For the UN Syria is both Promise and Peril
25th September 2013
The agreement between the United States and Russia to rid Syria of chemical weapons should please — but also terrify — anyone hoping to return the United Nations to relevance. After the ugly, ignominious train crash of the United Nations’ inspections process in Iraq a decade ago, the question is whether the United Nations can deliver both international legitimacy and a genuine prospect for peace.
Syria’s suffering did not begin with the Assad regime’s criminal use of chemical weapons — and it won’t end with their removal. The timeline that Secretary of State John Kerry and his Russian counterpart, Sergey V. Lavrov, agreed to last week is impossible to meet. Russia’s incentive to pressure Syria’s president, Bashar al-Assad, to give up chemical weapons, his strategic deterrent, was more about preventing unilateral American military action than about easing Mr. Assad from power. As this 30-month war drags on, the fighters are less likely than ever to have an interest in putting down their arms to allow for a peaceful political transition of power. If the United Nations endorses the American-Russian deal, it will no doubt be blamed if and when the deal fails.
So should supporters of the United Nations system despair? Is this Iraq all over again?
No. Unlike in 2003, the United States is not using diplomacy — or the United Nations — to justify military action, but rather to avoid it. Russia, meanwhile, is trying to reclaim a seat at the global decision-making table — beyond the use of its veto power at the Security Council — and to end Washington’s tendency to enforce regime change by fiat. On both fronts, that is a positive (if modest) development for the international order.
The bad news is that the Assad regime, by escaping immediate punishment for its use of chemical weapons, lives on to fight another day. Its military resilience has already confounded many observers’ predictions, and the fracturing of the opposition, and its increasing infiltration by militant Islamists, give Mr. Assad significant negotiating power. The civil war will continue to rage on at an immense humanitarian cost, with the regime (correctly) convinced that it is fighting an existential struggle against dangerous and disorganized opponents.
The good news is that the West, having abandoned its expectations of Mr. Assad’s imminent fall, may now return to last year’s Geneva Communiqué as the basis for a political transition to a broad-based, representative government. With a military stalemate prevailing, a peace process — as carefully structured and forcefully negotiated as the one designed by Richard C. Holbrooke to end the war in Bosnia in 1995 — is sorely needed. Led by the United States, Russia and the United Nations, the negotiations must also include both Saudi Arabia and Iran. Such a process could keep Syria from splintering and put it in the hands of a broadly acceptable government.

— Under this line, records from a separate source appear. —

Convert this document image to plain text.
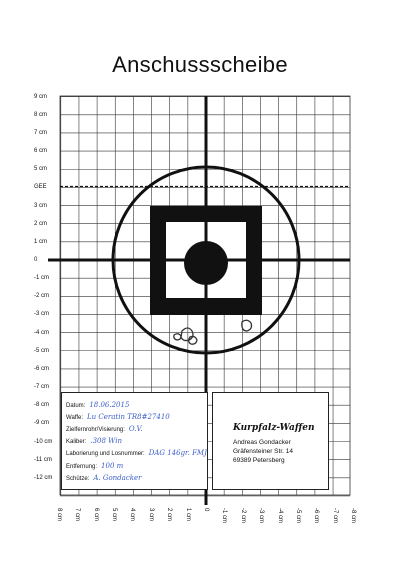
Anschussscheibe
9 cm
8 cm
7 cm
6 cm
5 cm
GEE
3 cm
2 cm
1 cm
0
-1 cm
-2 cm
-3 cm
-4 cm
-5 cm
-6 cm
-7 cm
-8 cm
-9 cm
-10 cm
-11 cm
-12 cm
8 cm 7 cm 6 cm 5 cm 4 cm 3 cm 2 cm 1 cm 0 -1 cm -2 cm -3 cm -4 cm -5 cm -6 cm -7 cm -8 cm
Datum: 18.06.2015
Waffe: Lu Ceratin TR8#27410
Zielfernrohr/Visierung: O.V.
Kaliber: .308 Win
Laborierung und Losnummer: DAG 146gr. FMJ
Entfernung: 100 m
Schütze: A. Gondacker
Kurpfalz-Waffen
Andreas Gondacker
Gräfensteiner Str. 14
69389 Petersberg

Not only must a real and lasting price be exacted for the regime’s use of chemical weapons, but the disarmament agreement must also be the catalyst for a political transition toward a legitimate government in Damascus before Syria as a state is destroyed.
The prospects are daunting, and the dangers are plenty. Russia may decide to run out the clock on what will be a tortured inspections and political process, and argue (with some justification) that the opposition is increasingly unmanageable and unacceptable as a negotiating partner. But if Mr. Assad feels cornered and uses chemical weapons again, the United States may feel compelled to respond with military force, even without United Nations approval.
For the West, one lasting lesson of the Syria crisis should be that the politics of national security today require a legitimacy that must be earned, in practice as well as principle. It is no longer enough to justify military intervention by pointing to a crime against humanity. In the wake of misbegotten wars in Afghanistan and Iraq, American and European leaders must now also demonstrate that an intervention has a plausible chance of improving the lives of those in peril, as well as advancing the security of those going to war in the name of peace.
For Russia, China and other nations that reflexively oppose Western-led interventions, the test of legitimacy is no less acute. For if they persist in blocking United Nations action where action is justified, they will hasten the day of the organization’s irrelevance. Just as few states or peoples want the Security Council to be a rubber stamp for unilateralist American policy, so, too, will it lose credibility if it serves as a shield behind which unspeakable outrages can take place in the name of safeguarding sovereignty.